Si vous êtes attaché à votre planche à découper, qui vous accompagne depuis des années, attention, elle pourrait avoir besoin d'être changée ! Une étude de la North Dakota State University a révélé que les planches en plastique, comme celles en polyéthylène et en polypropylène, peuvent libérer des microparticules plastiques lors de leur utilisation. Ces fragments indésirables pourraient contaminer nos aliments et poser un risque pour la santé.
La virologue Océane Sorel, connue sous le pseudo @thefrenchvirologist, alerte sur l’importance d'entretenir correctement ces outils de cuisine dans un article pour Femme Actuelle.

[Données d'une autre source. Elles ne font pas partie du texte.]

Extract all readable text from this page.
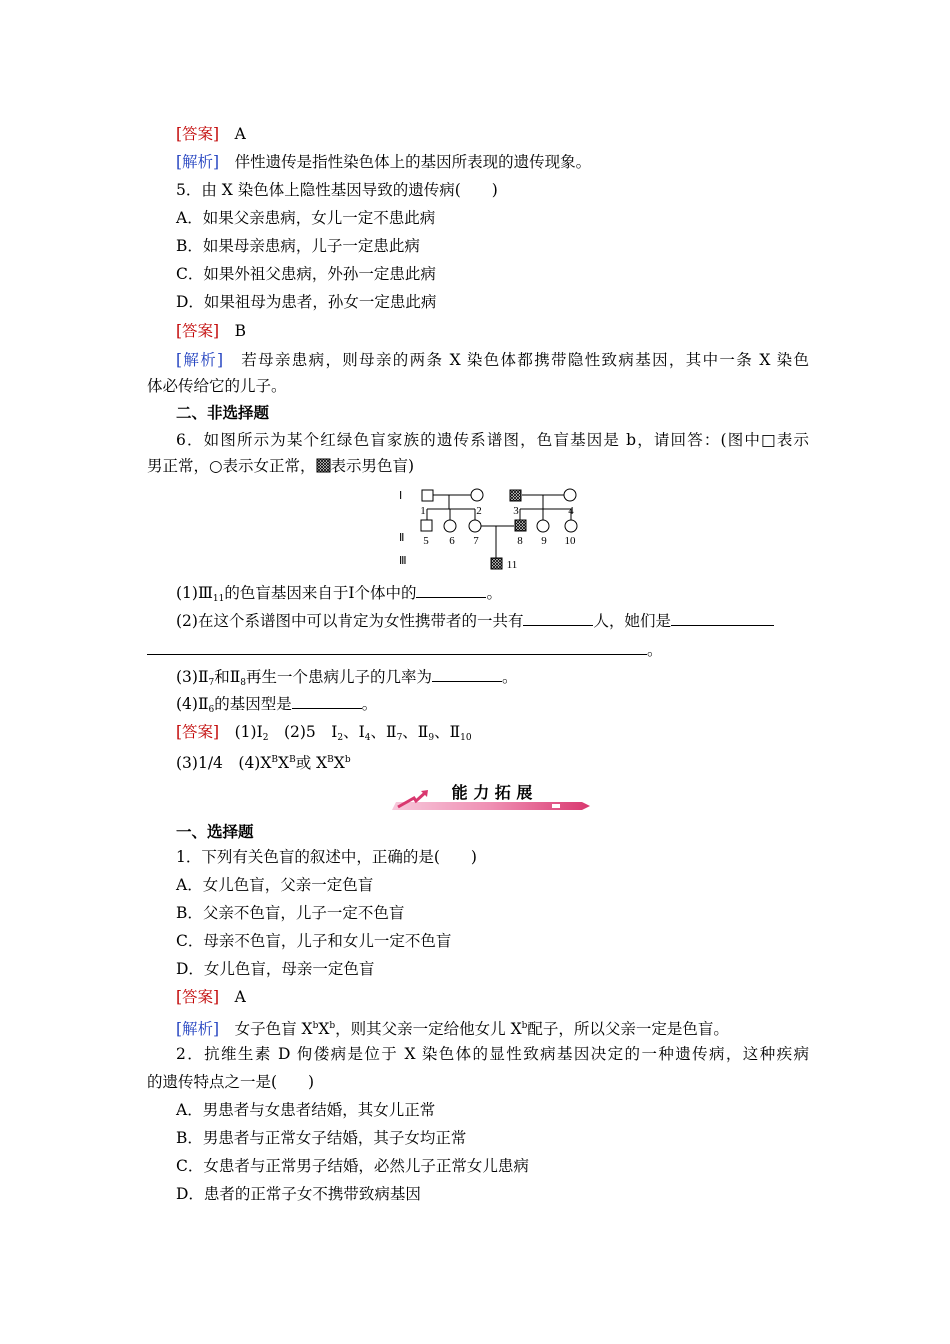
[答案]　 A
[解析]　 伴性遗传是指性染色体上的基因所表现的遗传现象。
5．由 X 染色体上隐性基因导致的遗传病(　　)
A．如果父亲患病，女儿一定不患此病
B．如果母亲患病，儿子一定患此病
C．如果外祖父患病，外孙一定患此病
D．如果祖母为患者，孙女一定患此病
[答案]　 B
[解析]　 若母亲患病，则母亲的两条 X 染色体都携带隐性致病基因，其中一条 X 染色
体必传给它的儿子。
二、非选择题
6．如图所示为某个红绿色盲家族的遗传系谱图，色盲基因是 b，请回答：(图中□表示
男正常，○表示女正常， 表示男色盲)
Ⅰ
Ⅱ
Ⅲ
1	2	3	4
5 6 7	8 9 10
11
$(1)Ⅲ_{11}$的色盲基因来自于Ⅰ个体中的	。
(2)在这个系谱图中可以肯定为女性携带者的一共有	人，她们是
。
$(3)Ⅱ_7$和$Ⅱ_8$再生一个患病儿子的几率为	。
$(4)Ⅱ_6$的基因型是	。
[答案]　 $(1)Ⅰ_2$　 (2)5　$Ⅰ_2$、$Ⅰ_4$、$Ⅱ_7$、$Ⅱ_9$、$Ⅱ_{10}$
(3)1/4　$(4)X^BX^B$或 $X^BX^b$
能 力 拓 展
一、选择题
1．下列有关色盲的叙述中，正确的是(　　)
A．女儿色盲，父亲一定色盲
B．父亲不色盲，儿子一定不色盲
C．母亲不色盲，儿子和女儿一定不色盲
D．女儿色盲，母亲一定色盲
[答案]　 A
[解析]　 女子色盲 $X^bX^b$，则其父亲一定给他女儿 $X^b$配子，所以父亲一定是色盲。
2．抗维生素 D 佝偻病是位于 X 染色体的显性致病基因决定的一种遗传病，这种疾病
的遗传特点之一是(　　)
A．男患者与女患者结婚，其女儿正常
B．男患者与正常女子结婚，其子女均正常
C．女患者与正常男子结婚，必然儿子正常女儿患病
D．患者的正常子女不携带致病基因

Des conseils pratiques pour la sécurité alimentaire
Première recommandation : disposez toujours de deux planches à découper. Cela permet de réduire les risques de contamination croisée. Il est également impératif de bien les nettoyer immédiatement après utilisation.
"Utilisez un peu de détergent dans de l'eau bien chaude, car la chaleur élimine efficacement les microbes", explique-t-elle.
Malgré tous les efforts d'entretien, une planche à découper a une durée de vie limitée. Mais comment savoir quand la remplacer ?
Les signes qui ne trompent pas
Il est temps de se séparer de sa planche quand celle-ci commence à présenter des rayures, causées par les couteaux. "Les bactéries adorent les surfaces rugueuses et humides où des résidus alimentaires peuvent rester, créant ainsi un environnement propice à leur multiplication", signale Océane Sorel.
Si votre planche montre trop de rainures ou de trous, le risque de contamination croisée augmente, rendant son remplacement nécessaire.
Ne croyez pas qu'une planche en bois soit moins problématique, elle peut également relâcher des microparticules. "L'idéal est d'opter pour une planche en matériau durable afin d'éviter que des entailles ne deviennent des cachettes à bactéries ou restes alimentaires", conclut l'experte.